You can solve the above throughput problem by using cacheable data buffers, but perform synchronization operations on the data buffers at strategic points in the driver. For example, in the case of packet transmission for a network device, the driver must ensure that any data pertaining to the packet had been flushed out to memory, before allowing the DMA agent to begin copying the data. In the case of packet reception, the driver should invalidate any cached data pertaining to the packet buffer, before letting the DMA agent transfer data into the receive buffer. This eliminates the possibility that the CPU could write a cached portion of the data out to the memory buffer, after the network device had updated the buffer with new packet data.
The driver can perform cache flushing and invalidation operations in one of two ways.

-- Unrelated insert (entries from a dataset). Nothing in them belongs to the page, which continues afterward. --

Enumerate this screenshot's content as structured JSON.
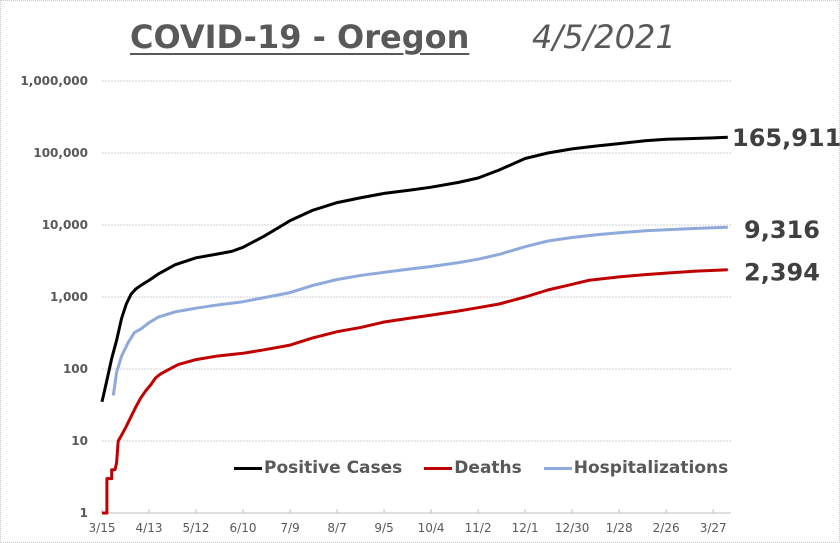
{
  "title": "COVID-19  - Oregon",
  "date": "4/5/2021",
  "chart_data": {
    "type": "line",
    "title": "COVID-19  - Oregon",
    "subtitle": "4/5/2021",
    "xlabel": "",
    "ylabel": "",
    "yscale": "log",
    "ylim": [
      1,
      1000000
    ],
    "y_ticks": [
      1,
      10,
      100,
      1000,
      10000,
      100000,
      1000000
    ],
    "y_tick_labels": [
      "1",
      "10",
      "100",
      "1,000",
      "10,000",
      "100,000",
      "1,000,000"
    ],
    "x_unit": "days since 3/15/2020",
    "xlim": [
      0,
      386
    ],
    "x_ticks": [
      0,
      29,
      58,
      87,
      116,
      145,
      174,
      203,
      232,
      261,
      290,
      319,
      348,
      377
    ],
    "x_tick_labels": [
      "3/15",
      "4/13",
      "5/12",
      "6/10",
      "7/9",
      "8/7",
      "9/5",
      "10/4",
      "11/2",
      "12/1",
      "12/30",
      "1/28",
      "2/26",
      "3/27"
    ],
    "grid": true,
    "legend_position": "bottom-right",
    "series": [
      {
        "name": "Positive Cases",
        "color": "#000000",
        "end_label": "165,911",
        "x": [
          0,
          3,
          6,
          9,
          12,
          15,
          18,
          21,
          25,
          29,
          35,
          45,
          58,
          70,
          80,
          87,
          100,
          110,
          116,
          130,
          145,
          160,
          174,
          190,
          203,
          220,
          232,
          245,
          261,
          275,
          290,
          305,
          319,
          335,
          348,
          365,
          377,
          386
        ],
        "y": [
          35,
          70,
          140,
          250,
          500,
          800,
          1100,
          1300,
          1500,
          1700,
          2100,
          2800,
          3500,
          3900,
          4300,
          4900,
          7000,
          9500,
          11500,
          16000,
          20500,
          24000,
          27500,
          30500,
          33500,
          39000,
          45000,
          58000,
          84000,
          100000,
          114000,
          125000,
          135000,
          148000,
          155000,
          159000,
          162000,
          165911
        ]
      },
      {
        "name": "Deaths",
        "color": "#C00000",
        "end_label": "2,394",
        "x": [
          0,
          3,
          3,
          6,
          6,
          8,
          9,
          10,
          12,
          15,
          18,
          21,
          24,
          27,
          30,
          33,
          36,
          40,
          47,
          58,
          70,
          87,
          100,
          116,
          130,
          145,
          160,
          174,
          190,
          203,
          220,
          232,
          245,
          261,
          275,
          290,
          300,
          319,
          335,
          348,
          365,
          386
        ],
        "y": [
          1,
          1,
          3,
          3,
          4,
          4,
          5,
          10,
          12,
          16,
          22,
          30,
          40,
          50,
          60,
          75,
          85,
          95,
          115,
          135,
          150,
          165,
          185,
          215,
          270,
          330,
          380,
          450,
          510,
          560,
          640,
          710,
          800,
          1000,
          1250,
          1500,
          1700,
          1900,
          2050,
          2150,
          2280,
          2394
        ]
      },
      {
        "name": "Hospitalizations",
        "color": "#8EA9DB",
        "end_label": "9,316",
        "x": [
          7,
          9,
          12,
          16,
          20,
          24,
          29,
          35,
          45,
          58,
          70,
          87,
          100,
          116,
          130,
          145,
          160,
          174,
          190,
          203,
          220,
          232,
          245,
          261,
          275,
          290,
          305,
          319,
          335,
          348,
          365,
          377,
          386
        ],
        "y": [
          43,
          90,
          150,
          230,
          320,
          360,
          440,
          530,
          620,
          700,
          770,
          860,
          980,
          1150,
          1450,
          1750,
          2000,
          2200,
          2450,
          2650,
          3000,
          3350,
          3900,
          5000,
          6000,
          6700,
          7300,
          7800,
          8300,
          8600,
          8950,
          9150,
          9316
        ]
      }
    ]
  }
}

It can issue special CPU-dependent instructions that operate on the cache, or it can use the cache-coherency library (libcache). The latter approach is preferable, since it makes your driver portable. The library performs the correct thing based on the type of CPU it's running on. For maximum portability, the library must be used whether the system has a bus-snooping protocol or not. If the system implements a bus-snooping protocol, the library determines this, and ensures that there are no unnecessary synchronization operations being performed.
Safety: | |
---|---|
Cancellation point | Yes |
Interrupt handler | No |
Signal handler | Yes |
Thread | Yes |
The cache-invalidation operation could have certain negative side effects, which the driver must take measures to avoid. If a data buffer partially shares a cache line with some other piece of data (including another data buffer), data corruption could occur. Since the invalidation is performed with cache-line granularity, invalidating data at the start or end of the buffer could potentially invalidate important data, such as program variables, which means that changes made to the data by the CPU could be inadvertently lost.
You can avoid this by padding the data buffers. The driver should pad the start of the buffer, so that it starts on the next cache line boundary. It should also pad the buffer out to the end of the last cache line of the buffer. To do this, the driver can use the cache_line_size field of the cache_ctrl structure. Note that this value could be zero (e.g., if there is a cache-coherency protocol implemented in hardware), in which case the driver doesn't need to do any padding.